C’est l’heure, ou presque, à laquelle il faut ranger les Béraud. Tout à une fin, bien que la nôtre, de faim, reste entière le concernant. Quelques jours encore pour suçoter les dernières parcelles de temps qui ont fait le miel des curieux, des affamés de pas de côté et des regards en biais. Béraud est un type joyeux, plein de sève et d’histoires, c’est un arbre sur lequel les mots se posent en images, pour raconter des contes à rêver, pour avoir un peu peur, à la manière des légendes des landes et des forêts. Les toiles de Béraud sont de belles tapisseries, profondes aux regards attentifs …. Il reste si peu de temps à s’y confronter… Le 27 octobre ça sera fini.

Guy Béraud, ce nom est à lui seul une poésie, un prologue d’aventure, une ballade sylvestre à faire craquer les branches basses des feuillus vermoulus et gorgés des humeurs matinales des cieux laboureurs de vallons. Le prononcer c’est sentir l’humus frémir d’humeurs tant animales que végétales. « La Forêt de l’Ours Commandeur », comme le veut la profondeur historique des sons qui forgèrent ses noms et prénoms, aime le fourmillement des couleurs et des formes, l’entrelacs racinaire des reliefs, les masses colossales buveuses de regard. Guy Béraud est un peintre végétalien tendrement amoureux du grouillement arthropodien à forte teneur paréidolique. Ses paroles sont un discours de feuillage s’animant aux vents des regards que l’on porte à son travail. Guy image en riant, oubliant les mots des savantes théories, il parle en gourmand, en Ours bien léché, protégeant la sincérité de son art d’un voile de distance que l’on peut prendre pour de la dérision mais qui n’est qu’une politesse adressée à son éventuel contradicteur. Tout art nécessite du temps, celui de Béraud n’échappe pas à la lenteur pénétrante qu’il faut lui adresser, au risque, fort certain, d’en vouloir parcourir les frémissants sentiers.  

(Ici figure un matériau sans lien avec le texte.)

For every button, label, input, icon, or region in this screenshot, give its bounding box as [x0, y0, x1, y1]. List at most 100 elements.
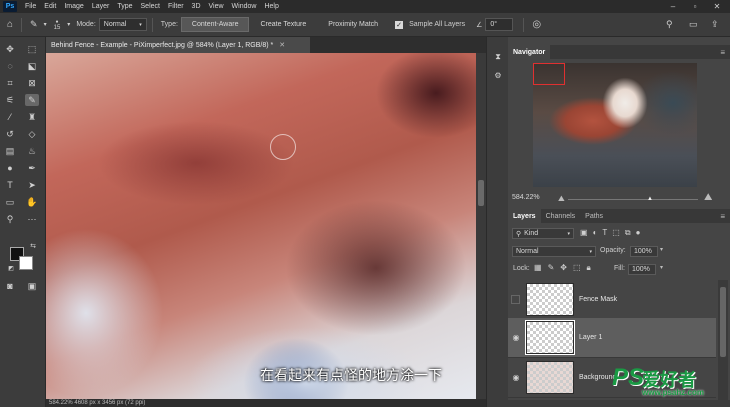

Un Béraud c’est comme une balade en forêt : il faut franchir l’orée en écartant les folles fougères fouetteuses de mollets, grimper l’éventuel talus où poussent les ronciers aux longues tiges agrippeuses de textiles et se laisser aller à percer la pénombre pour y distinguer ce que l’exubérance, le foisonnement, l’explosion de couleurs, de matières, de formes du premier plan, qui captivait tant notre attention de départ, semble nous cacher.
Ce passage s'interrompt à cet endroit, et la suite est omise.